そしてあのカッコいいシーンです。いやー、カッコいいですね。うん。良い。この台詞には大鳥先輩にだけでなく、自分に対する「もう大鳥先輩をひとりぼっちにはさせない」という強い思いがあるのでしょう。3話の秘密基地で大鳥先輩の境遇に思いを巡らせていたからこそ放つことができた言葉だと思います。更にわざわざ胸を見せてまで自分は大丈夫だから心配しなくていいんだとアピールする広瀬くん。1話で胸に触れられただけで慌てふためいていたときと同一人物なのでしょうか、これは。イケメン強度が加速していきます。
大鳥先輩はそれを聞いて泣いてしまいます。広瀬くんと二人で地球侵略という任務に立ち向かうことができる。それがやはり嬉しかったのでしょう。確かに心臓がないせいで地球侵略は上手く進まないかもしれないけれど、その代わり広瀬くんがいる。地球侵略をしているときもそうでないときも、彼女は孤独ではなくなったのです。それは大鳥先輩と広瀬くんが互いを信じ合える仲間だから可能になることで、その意味では大鳥先輩はこのとき初めて広瀬くんを仲間として本当に信じることができたのかもしれませんね。
最後の部分ですが、ここでさり気なく別れ方に関して言及しているのがちょっと気になりますね。これから先二人が別れてしまうときがやって来てしまうのでしょうか。あと広瀬くん、いつだったかな、思い出せないな、って、それ絶対10年前ですよ。ここまでの情報まとめましょうよ。頑張って考えよう。整理すればなんとか分かるぞ。

 

・まとめ。

 

さて、ここまでが4話のざっくりしたまとめになります。3話と合わせて振り返ってみましょう。3話は広瀬くんの過ごす日々が大鳥先輩との出会いを通して変化していく様子が描かれます。
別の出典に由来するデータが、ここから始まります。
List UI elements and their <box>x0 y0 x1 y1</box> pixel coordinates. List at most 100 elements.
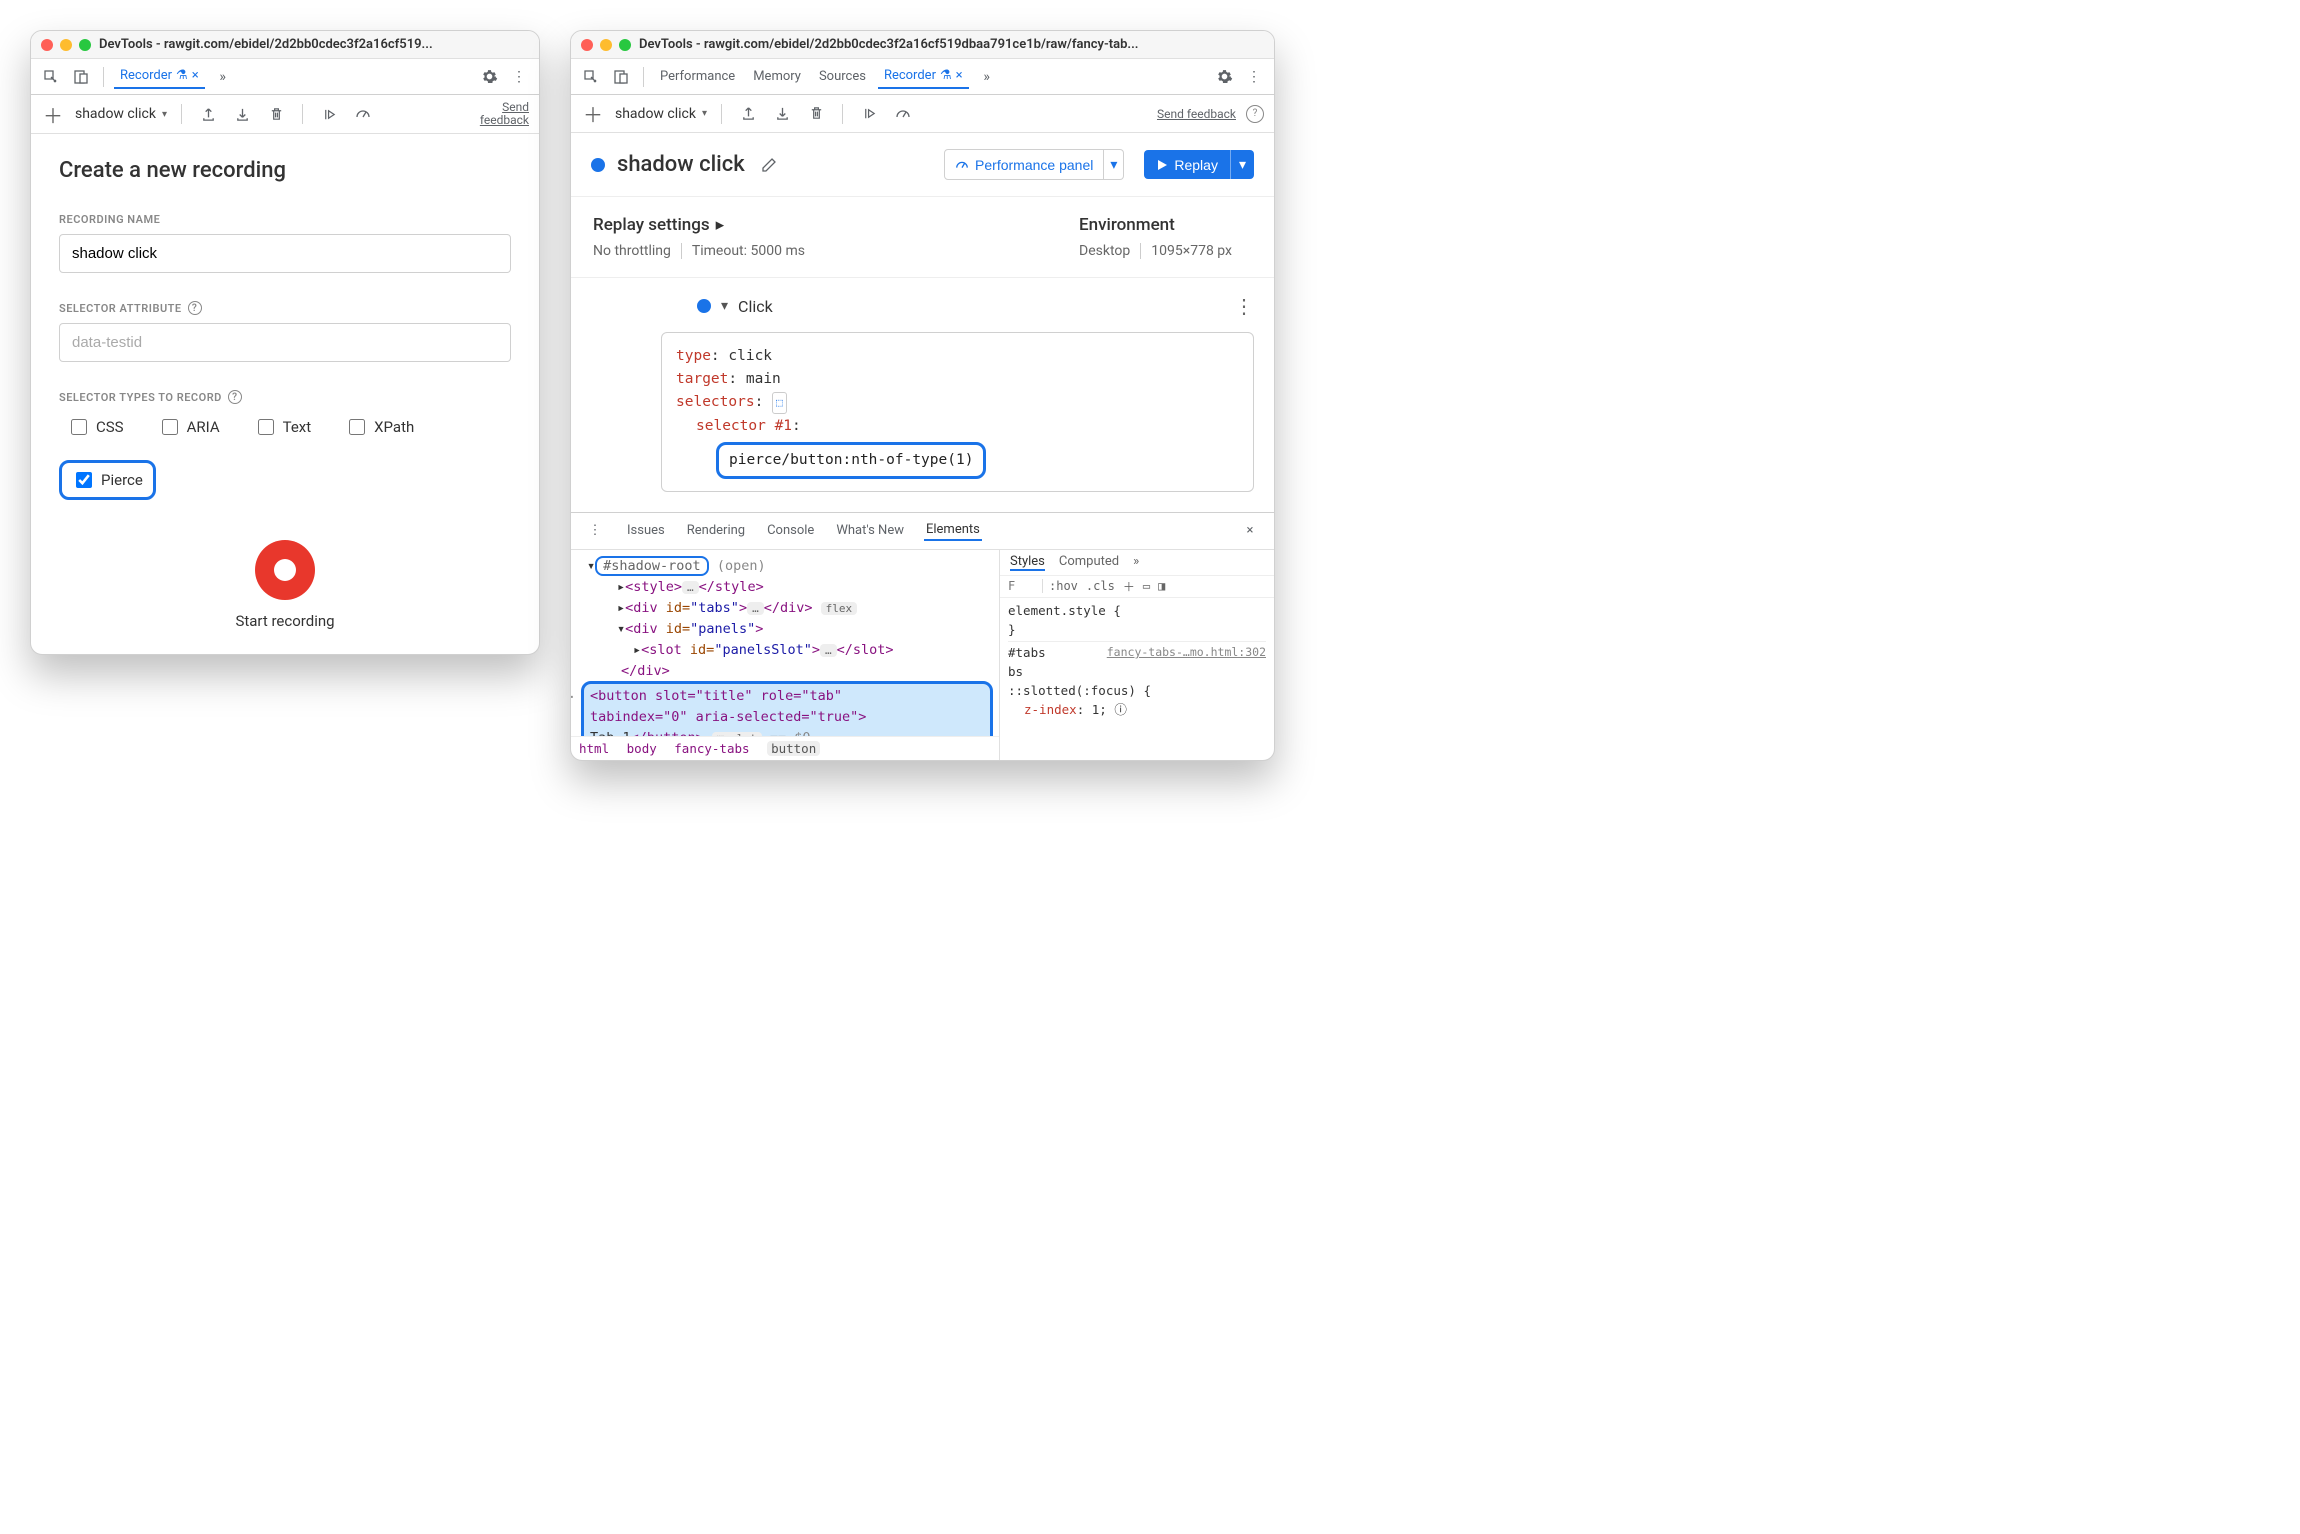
checkbox-xpath[interactable]: XPath <box>337 412 422 442</box>
cls-toggle[interactable]: .cls <box>1086 579 1115 593</box>
replay-settings-header[interactable]: Replay settings ▸ <box>593 215 825 235</box>
ellipsis-icon[interactable]: ⋯ <box>571 687 573 708</box>
tab-sources[interactable]: Sources <box>813 65 872 88</box>
recording-status-icon <box>591 158 605 172</box>
step-menu-icon[interactable]: ⋮ <box>1234 294 1254 318</box>
checkbox-text-input[interactable] <box>258 419 274 435</box>
slot-badge[interactable]: ⬚ slot <box>712 732 762 736</box>
selector-attribute-input[interactable] <box>59 323 511 362</box>
edit-icon[interactable] <box>757 153 781 177</box>
checkbox-text[interactable]: Text <box>246 412 320 442</box>
source-link[interactable]: fancy-tabs-…mo.html:302 <box>1107 644 1266 661</box>
checkbox-xpath-input[interactable] <box>349 419 365 435</box>
kebab-menu-icon[interactable]: ⋮ <box>507 65 531 89</box>
drawer-menu-icon[interactable]: ⋮ <box>583 519 607 543</box>
close-window-icon[interactable] <box>41 39 53 51</box>
checkbox-css-input[interactable] <box>71 419 87 435</box>
checkbox-css[interactable]: CSS <box>59 412 132 442</box>
drawer-tab-elements[interactable]: Elements <box>924 520 982 541</box>
more-tabs-icon[interactable]: » <box>211 65 235 89</box>
new-recording-icon[interactable]: ＋ <box>41 102 65 126</box>
import-icon[interactable] <box>230 102 254 126</box>
minimize-window-icon[interactable] <box>60 39 72 51</box>
speed-icon[interactable] <box>351 102 375 126</box>
chevron-down-icon[interactable]: ▾ <box>721 298 728 314</box>
elements-tree[interactable]: ▾#shadow-root (open) ▸<style>…</style> ▸… <box>571 550 999 736</box>
drawer-tab-whatsnew[interactable]: What's New <box>834 521 906 540</box>
computed-styles-icon[interactable]: ▭ <box>1143 579 1150 593</box>
styles-tab-computed[interactable]: Computed <box>1059 554 1119 571</box>
more-tabs-icon[interactable]: » <box>975 65 999 89</box>
maximize-window-icon[interactable] <box>619 39 631 51</box>
device-toolbar-icon[interactable] <box>69 65 93 89</box>
close-tab-icon[interactable]: × <box>192 68 199 83</box>
tab-performance[interactable]: Performance <box>654 65 741 88</box>
drawer-tab-issues[interactable]: Issues <box>625 521 667 540</box>
tab-recorder[interactable]: Recorder ⚗ × <box>878 64 969 89</box>
recording-name-input[interactable] <box>59 234 511 273</box>
inspect-element-icon[interactable] <box>39 65 63 89</box>
styles-body[interactable]: element.style { } fancy-tabs-…mo.html:30… <box>1000 598 1274 724</box>
drawer-tab-rendering[interactable]: Rendering <box>685 521 747 540</box>
chevron-down-icon[interactable]: ▾ <box>162 109 167 120</box>
export-icon[interactable] <box>736 102 760 126</box>
tab-memory[interactable]: Memory <box>747 65 807 88</box>
import-icon[interactable] <box>770 102 794 126</box>
help-icon[interactable]: ? <box>1246 105 1264 123</box>
hov-toggle[interactable]: :hov <box>1042 579 1078 593</box>
step-header[interactable]: ▾ Click ⋮ <box>571 290 1274 322</box>
select-element-icon[interactable]: ⬚ <box>772 392 787 414</box>
recording-select-label[interactable]: shadow click <box>75 106 156 122</box>
play-icon[interactable] <box>317 102 341 126</box>
minimize-window-icon[interactable] <box>600 39 612 51</box>
delete-icon[interactable] <box>264 102 288 126</box>
crumb-button[interactable]: button <box>767 741 820 756</box>
device-toolbar-icon[interactable] <box>609 65 633 89</box>
help-icon[interactable]: ? <box>188 301 202 315</box>
close-window-icon[interactable] <box>581 39 593 51</box>
settings-icon[interactable] <box>477 65 501 89</box>
new-recording-icon[interactable]: ＋ <box>581 102 605 126</box>
checkbox-pierce-input[interactable] <box>76 472 92 488</box>
inspect-element-icon[interactable] <box>579 65 603 89</box>
checkbox-aria[interactable]: ARIA <box>150 412 228 442</box>
styles-filter-input[interactable] <box>1006 578 1034 594</box>
flex-badge[interactable]: flex <box>821 602 858 615</box>
crumb-fancy-tabs[interactable]: fancy-tabs <box>674 741 749 756</box>
checkbox-pierce[interactable]: Pierce <box>59 460 156 500</box>
play-icon[interactable] <box>857 102 881 126</box>
drawer: ⋮ Issues Rendering Console What's New El… <box>571 512 1274 760</box>
env-dims: 1095×778 px <box>1151 243 1242 259</box>
styles-tab-styles[interactable]: Styles <box>1010 554 1045 571</box>
send-feedback-link[interactable]: Send feedback <box>479 101 529 127</box>
more-tabs-icon[interactable]: » <box>1133 554 1139 571</box>
info-icon[interactable]: ⓘ <box>1114 702 1127 717</box>
toggle-sidebar-icon[interactable]: ◨ <box>1158 579 1165 593</box>
send-feedback-link[interactable]: Send feedback <box>1157 107 1236 121</box>
chevron-right-icon: ▸ <box>716 215 725 235</box>
speed-icon[interactable] <box>891 102 915 126</box>
replay-dropdown[interactable]: ▾ <box>1230 150 1254 179</box>
new-style-rule-icon[interactable]: ＋ <box>1123 578 1135 595</box>
delete-icon[interactable] <box>804 102 828 126</box>
record-button[interactable] <box>255 540 315 600</box>
help-icon[interactable]: ? <box>228 390 242 404</box>
maximize-window-icon[interactable] <box>79 39 91 51</box>
drawer-tab-console[interactable]: Console <box>765 521 816 540</box>
settings-icon[interactable] <box>1212 65 1236 89</box>
close-tab-icon[interactable]: × <box>956 68 963 83</box>
kebab-menu-icon[interactable]: ⋮ <box>1242 65 1266 89</box>
close-drawer-icon[interactable]: × <box>1238 519 1262 543</box>
selected-element[interactable]: <button slot="title" role="tab" tabindex… <box>581 681 993 735</box>
performance-panel-button[interactable]: Performance panel <box>944 149 1104 180</box>
checkbox-aria-input[interactable] <box>162 419 178 435</box>
crumb-body[interactable]: body <box>627 741 657 756</box>
selector-value[interactable]: pierce/button:nth-of-type(1) <box>716 442 986 479</box>
performance-panel-dropdown[interactable]: ▾ <box>1104 149 1124 180</box>
crumb-html[interactable]: html <box>579 741 609 756</box>
recording-select-label[interactable]: shadow click <box>615 106 696 122</box>
export-icon[interactable] <box>196 102 220 126</box>
tab-recorder[interactable]: Recorder ⚗ × <box>114 64 205 89</box>
chevron-down-icon[interactable]: ▾ <box>702 108 707 119</box>
replay-button[interactable]: Replay <box>1144 150 1230 179</box>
対して4話は大鳥先輩の唯一の存在意義とすら言える地球侵略とそれに対する彼女の意識が、広瀬くんによって変わっていく様子が描かれています。お互いの生活にそれぞれが入りこんでいくことで二人が少しずつ成長していく、その契機を2話の対比によって示していると言えます。第1話と第2話をひとまとめにしつつ上手く情報を配置して先の展開をそっと垣間見えるようにし、第3話と第4話を対比させることでそれぞれが成長していくことを示唆する。1巻の中で必要なものを巧みな演出を交えつつもかなり堅実に練り込んでいるのが分かると思います。柔らかい絵柄が魅力の作品ではありますが、作話の方も相当に力が入っています。ここに注目して次巻以降も読んでみると、新たな面白さを見つけることができるかもしれません。

以上、3話と4話のざっくりまとめでした。これを読んだ皆さんがぼっち侵略を更に更に楽しめるようになって頂ければ幸いです。ではでは。